過去の自分に立ち会う意識の経験をする
セッションでは、フェルトセンスと呼ばれる、クライエントさんが身体に意識を向けることで感じられる意味や感覚を表現してもらって、それをずーっとたどっていくことをします。それによって意識を下がっていきます。
以前、瞑想の先生が、瞑想をすることで「井戸の水位を上げる」という表現をされたことがありました。私はセッションで「井戸を下りていく」イメージをもっていて、この2つの表現は同じことを別の方向から指しているのだなと感じたことがあります。
二人で瞑想をする。
この状態は、身体に意識を向ける、すなわち今にいることによって、できやすくなります。ストーンと真下に下がることで、身体の力が抜けて、抵抗がなくなるイメージです。
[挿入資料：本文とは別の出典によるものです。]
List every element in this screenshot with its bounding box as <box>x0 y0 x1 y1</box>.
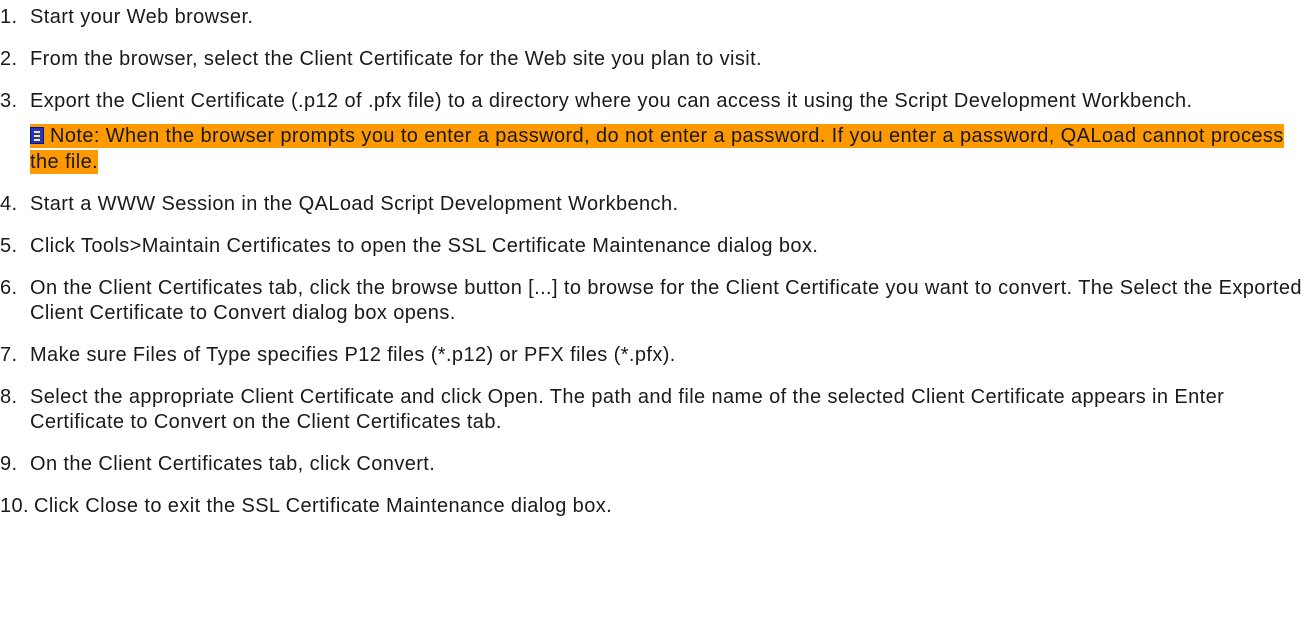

それによってより下の方へ行きやすくなります。
時間も存在しなくなる方向へ。
そこで、クライエントさんに、その時想起される出来事について話してもらうのですが、その前の段階で感情(そのテーマの中で浮かび上がってくる感情)を感じきることができていると、その想起された思い出を自分から離れたストーリーとして語ることができやすくなっています。
これはとても興味深いことで、例えば、幼いときはお父さんが鬼のように怖くて、何も言い返せなかった思い出のある人が、そこで改めて見直してみることで、記憶の中のお父さんと5歳の私がちゃんと話せたりするようになるんです。
絡まっていた糸がほどけるような、そんなことが起きてきます。
これは、ただ観ることによって起きてきます。
難しいときもあります。そのときは無理はしません。
起きる時には起きますから。
この瞬間って、なんか「立ち会ってる」なあと思うんですよね。
自分の過去に立ち会って、自分のことだから「わかる」という経験をします。なんかつながっていくものがあるんですね。
自分が抱えている課題にに対して何らかの示唆をもらったり。自分以外の登場人物の気持ちを感じることができたり。
過去の自分(特に幼少期の自分)に、あの時にできなかったことをやらせてあげる。
意識の経験です。
言葉で説明するとそっけないですが、じーんとくるものがあります。